Nie mogę nie wspomnieć o stricte obyczajowym obliczu Potopu. Choć utwór koncentruje się na wojnie polsko-szwedzkiej, na jej wojskowym aspekcie, Autor kreśli także precyzyjny wizerunek społeczeństwa tego okresu. Pięknie oddał opieszałość szlachty, jej naiwność, przekupność, a także ogromną wiarę w Boga. To ten ostatni element z jednej strony ogromnie mnie irytował - jak wielką ufność pokładano w wierze! - ale z drugiej mam świadomość, że tak właśnie było w XVII wieku.

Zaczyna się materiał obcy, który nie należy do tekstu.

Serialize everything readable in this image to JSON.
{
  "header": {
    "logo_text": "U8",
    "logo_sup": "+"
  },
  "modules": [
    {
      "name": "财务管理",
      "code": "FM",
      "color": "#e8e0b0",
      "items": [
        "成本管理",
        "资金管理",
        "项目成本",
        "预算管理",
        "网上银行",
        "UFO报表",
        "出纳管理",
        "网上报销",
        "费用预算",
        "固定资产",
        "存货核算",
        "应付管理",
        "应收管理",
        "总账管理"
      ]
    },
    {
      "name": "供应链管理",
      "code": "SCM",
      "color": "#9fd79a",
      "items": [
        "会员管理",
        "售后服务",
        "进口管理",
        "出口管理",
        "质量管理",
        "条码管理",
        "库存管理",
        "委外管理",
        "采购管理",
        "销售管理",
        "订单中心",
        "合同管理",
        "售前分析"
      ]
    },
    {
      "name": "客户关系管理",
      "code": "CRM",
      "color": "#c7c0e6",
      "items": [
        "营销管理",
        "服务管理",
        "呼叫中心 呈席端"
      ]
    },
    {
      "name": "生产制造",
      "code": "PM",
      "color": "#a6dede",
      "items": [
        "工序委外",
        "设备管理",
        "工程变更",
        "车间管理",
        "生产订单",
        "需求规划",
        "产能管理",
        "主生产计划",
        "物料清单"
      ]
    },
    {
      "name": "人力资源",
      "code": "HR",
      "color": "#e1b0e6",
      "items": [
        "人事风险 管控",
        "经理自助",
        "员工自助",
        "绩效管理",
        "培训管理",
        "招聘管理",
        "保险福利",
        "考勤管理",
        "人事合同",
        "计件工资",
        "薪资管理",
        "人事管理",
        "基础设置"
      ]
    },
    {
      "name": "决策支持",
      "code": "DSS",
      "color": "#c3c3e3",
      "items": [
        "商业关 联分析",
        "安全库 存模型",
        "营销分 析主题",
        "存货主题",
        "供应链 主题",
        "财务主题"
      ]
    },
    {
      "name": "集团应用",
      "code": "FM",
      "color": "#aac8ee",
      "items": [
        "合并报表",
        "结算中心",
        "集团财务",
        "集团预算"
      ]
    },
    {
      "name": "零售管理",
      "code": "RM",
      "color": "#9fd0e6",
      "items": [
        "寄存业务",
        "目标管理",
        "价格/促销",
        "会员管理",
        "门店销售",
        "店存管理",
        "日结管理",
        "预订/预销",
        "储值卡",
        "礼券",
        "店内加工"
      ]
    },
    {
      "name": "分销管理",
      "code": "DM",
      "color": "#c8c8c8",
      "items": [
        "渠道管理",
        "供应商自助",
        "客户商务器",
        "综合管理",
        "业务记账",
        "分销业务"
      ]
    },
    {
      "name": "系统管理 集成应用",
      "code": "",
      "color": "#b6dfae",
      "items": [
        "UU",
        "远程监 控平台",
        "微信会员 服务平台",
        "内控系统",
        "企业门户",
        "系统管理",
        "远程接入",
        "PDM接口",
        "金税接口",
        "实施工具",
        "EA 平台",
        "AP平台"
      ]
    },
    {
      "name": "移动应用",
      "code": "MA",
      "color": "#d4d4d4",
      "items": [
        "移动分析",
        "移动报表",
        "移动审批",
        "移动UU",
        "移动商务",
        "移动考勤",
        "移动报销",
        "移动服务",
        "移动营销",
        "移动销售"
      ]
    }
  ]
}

Bez bicia przyznaję, że Potop podobał mi się znacznie mniej niż Ogniem i mieczem. (Może to kwestia podejścia początkowego: ekranizację Ogniem i mieczem kochałam, a Potopu w całości nie poznałam.) Utwór okrutnie mi się dłużył, pomimo dynamicznych opisów bitew i przesympatycznych bohaterów. Winą za ten stan rzeczy obarczam długość tej powieści. I Oleńkę. Od bardzo, bardzo dawna żadnej książki nie męczyłam tak długo (dwa miesiące). Niemniej Wam polecam: takiego klasyka nie wypada nie znać!
Ocena końcowa: 4/6
Polecam: każdemu - taką klasykę wypada znać!

Tytuł: Potop
Autor: Henryk Sienkiewicz
Seria: Trylogia #2
Wydawnictwo: Zielona Sowa
Data wydania: rok 1998 (premiera: 1886 rok)
Ilość stron: 851
Recenzja realizuje wyzwania:
1. Książkowe wyzwania 2015 - Miałam przeczytać w szkole, ale się nie udało
2. Wyzwanie czytelnicze 2015 - Trylogia

4 komentarze:

  1. Przez lata nie umiała "zabrać" się za "Ogniem i mieczem", a swoją przygodę z Trylogią rozpoczęłam od 'Pana Wołodyjowskiego" ;)

    OdpowiedzUsuń
  2. Mo się "Potop" bardziej podobał od "Ogniem i mieczem", bo po prostu pokochałam Kmicica (on jest tak bardzo podobny do Bohuna. <3). Za to strasznie wkurzała mnie Oleńka, z tych samych powodów co Ciebie.
    Co do wiary... Mnie to właśnie dziwiło, ludzie w tamtych czasach byli tak bardzo wierzący, a nie mieli nic przeciwko zabijaniu. Najbardziej zapadł mi w pamięć fragment, gdzie Tatarzy mordowali niewinnych ludzi, lała się krew, a Kmicic usiłował się modlić. Co i rusz przerywały mu krzyki, więc zaczynał od nowa. i jeszcze twierdził, że Bogu się to podoba. Zaślepienie i hipokryzja totalna. :O
    W każdym razie uwielbiam Sienkiewicza i niedługo zabieram się za "Pana Wołodyjowskiego". Niestety, zostałam zaspojlerowana, co to tego, co się stanie z panem Michałem...

    OdpowiedzUsuń
  3. Kiedyś na pewno przeczytam, ale nie w najbliższym czasie. Trochę innych "cegieł" czeka na swoją kolej :)

    OdpowiedzUsuń
  4. Warto, warto znać całą trylogię. Raz w życiu trzeba przeczytać koniecznie!